Ich habe das gar nicht mitbekommen. Es gab ein paar dumpfe Schläge auf dem Dach, und da sprang er schon auf den Balkon, der Kater, und legte mir ein großzüges Maulvoll Federn vor die Füße. Dann bemerkte ich die große Stille über mir. Das jährliche Balzgegurre auf dem Dachfirst war verstummt. Kein Nestbau mehr unter der Solaranlage, dort, wo kein Mensch hinkommt, ohne in Gefahr zu sein, sich den Hals zu brechen. Die Federn vor meinen Füßen waren Taubenfedern.

Zwei Stunden später entdeckte ich das Taubenpaar auf dem Dachfirst des gegenüberliegenden Hauses. Die eine sah an der rechten Seite aus wie gerupft. Beide wirkten irgendwie ratlos. Und waren sehr sehr still. Ihr Taubenuniversum war aus dem Lot geraten. Sie hatten doch nur einen sicheren Platz für ihren Nachwuchs gesucht; den Platz kannten sie seit Jahren, der war doch immer gut gewesen. Feinde, hatten sie gelernt, kommen von oben, in Form von Habicht, Bussard, Uhu. Welche Taube rechnet mit einer Katze auf dem Dach! Vielleicht müssen jetzt im Taubenhirn ganz neue neuronale Schaltungen gelegt werden. Man kennt das ja von Vögeln, die als Gemeinschaft das übernehmen, was einer der Ihren gelernt hat, wie Rupert Sheldrake in seinen Forschungen zu den morphogenetischen Feldern so eindrücklich zeigt. Also wird vielleicht in die Hirne aller künftigen Tauben einprogrammiert: Nistet nicht auf Dächern, da lauert der Feind. Und der Kater hätte einen wertvollen Beitrag geleistet zur Verminderung der Taubenpopulation in Städten.

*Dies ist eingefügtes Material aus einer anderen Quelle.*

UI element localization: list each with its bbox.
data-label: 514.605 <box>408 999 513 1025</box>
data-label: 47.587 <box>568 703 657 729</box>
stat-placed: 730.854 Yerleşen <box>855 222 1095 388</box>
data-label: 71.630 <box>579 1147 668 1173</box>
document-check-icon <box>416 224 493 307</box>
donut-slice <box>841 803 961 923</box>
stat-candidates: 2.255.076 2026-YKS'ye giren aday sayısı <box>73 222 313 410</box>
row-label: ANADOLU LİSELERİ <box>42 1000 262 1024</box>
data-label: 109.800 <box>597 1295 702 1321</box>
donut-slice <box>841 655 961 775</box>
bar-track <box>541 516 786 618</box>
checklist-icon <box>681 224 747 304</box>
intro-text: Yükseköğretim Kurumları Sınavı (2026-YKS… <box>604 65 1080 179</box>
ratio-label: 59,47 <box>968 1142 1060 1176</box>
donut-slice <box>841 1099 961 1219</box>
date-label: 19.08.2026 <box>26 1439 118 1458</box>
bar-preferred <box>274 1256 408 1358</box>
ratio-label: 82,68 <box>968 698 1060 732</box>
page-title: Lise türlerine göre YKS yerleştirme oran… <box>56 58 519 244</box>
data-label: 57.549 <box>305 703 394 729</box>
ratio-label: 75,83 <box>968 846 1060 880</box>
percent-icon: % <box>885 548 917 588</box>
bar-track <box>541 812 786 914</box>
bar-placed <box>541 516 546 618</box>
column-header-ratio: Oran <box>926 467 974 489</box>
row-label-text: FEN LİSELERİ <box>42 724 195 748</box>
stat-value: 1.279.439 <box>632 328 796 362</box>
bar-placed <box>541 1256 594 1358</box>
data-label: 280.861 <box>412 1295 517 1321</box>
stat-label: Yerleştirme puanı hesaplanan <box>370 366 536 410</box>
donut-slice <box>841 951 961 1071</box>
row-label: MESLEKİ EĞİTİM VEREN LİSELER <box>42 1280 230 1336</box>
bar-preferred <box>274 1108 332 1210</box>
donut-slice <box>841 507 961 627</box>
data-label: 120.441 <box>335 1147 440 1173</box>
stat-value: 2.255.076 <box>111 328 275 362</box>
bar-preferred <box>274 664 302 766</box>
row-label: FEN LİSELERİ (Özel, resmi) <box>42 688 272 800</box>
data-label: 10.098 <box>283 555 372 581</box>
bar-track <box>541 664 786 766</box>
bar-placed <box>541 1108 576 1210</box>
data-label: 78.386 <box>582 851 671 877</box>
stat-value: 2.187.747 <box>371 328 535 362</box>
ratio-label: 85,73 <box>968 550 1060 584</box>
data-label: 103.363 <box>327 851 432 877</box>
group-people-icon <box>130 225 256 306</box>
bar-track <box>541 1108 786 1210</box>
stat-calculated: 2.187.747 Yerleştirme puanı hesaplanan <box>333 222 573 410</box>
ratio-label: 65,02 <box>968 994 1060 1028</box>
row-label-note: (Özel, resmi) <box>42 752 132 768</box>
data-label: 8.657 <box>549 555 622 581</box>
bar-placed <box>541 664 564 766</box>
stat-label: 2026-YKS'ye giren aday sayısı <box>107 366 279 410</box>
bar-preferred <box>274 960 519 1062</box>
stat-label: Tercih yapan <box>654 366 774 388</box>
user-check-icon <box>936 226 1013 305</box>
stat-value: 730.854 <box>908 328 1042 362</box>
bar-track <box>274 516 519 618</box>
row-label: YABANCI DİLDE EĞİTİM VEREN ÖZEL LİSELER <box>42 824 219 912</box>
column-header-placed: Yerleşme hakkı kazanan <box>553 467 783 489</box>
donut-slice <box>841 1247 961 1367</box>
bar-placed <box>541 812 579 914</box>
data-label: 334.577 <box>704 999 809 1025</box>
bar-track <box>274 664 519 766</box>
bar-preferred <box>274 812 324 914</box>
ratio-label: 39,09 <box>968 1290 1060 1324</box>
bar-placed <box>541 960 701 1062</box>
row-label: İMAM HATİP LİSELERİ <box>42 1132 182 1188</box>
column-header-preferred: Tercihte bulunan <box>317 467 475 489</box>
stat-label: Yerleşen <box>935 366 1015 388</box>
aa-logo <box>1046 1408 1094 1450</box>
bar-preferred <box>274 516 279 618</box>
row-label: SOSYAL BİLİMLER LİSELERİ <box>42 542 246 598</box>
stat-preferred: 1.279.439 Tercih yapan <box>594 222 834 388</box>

Ich habe mit dem bösen Kater geschimpft. Da war er sehr beleidigt; er hatte doch nur getan, was Katzen eben so tun, und mir sogar diese schönen Taubenfedern zum Geschenk gemacht. Wenn er beleidigt ist, klappert er mit dem Gebiss und gibt ein Widermaunzen mit einem Knurren als Unterton. Ich schimpfe. Er knurrmaunzt. Er hat immer den letzten Ton, weil ich irgendwann aufgebe.

Ich sah dann das Taubenpaar wegfliegen. Die Gerupfte flog etwas taumelnd, aber sie flog. Und seitdem ist keine Taube mehr zu sehen in meinem Viertel.

Der gute Kater. Der mir so eine herrliche Stille erschaffen hat.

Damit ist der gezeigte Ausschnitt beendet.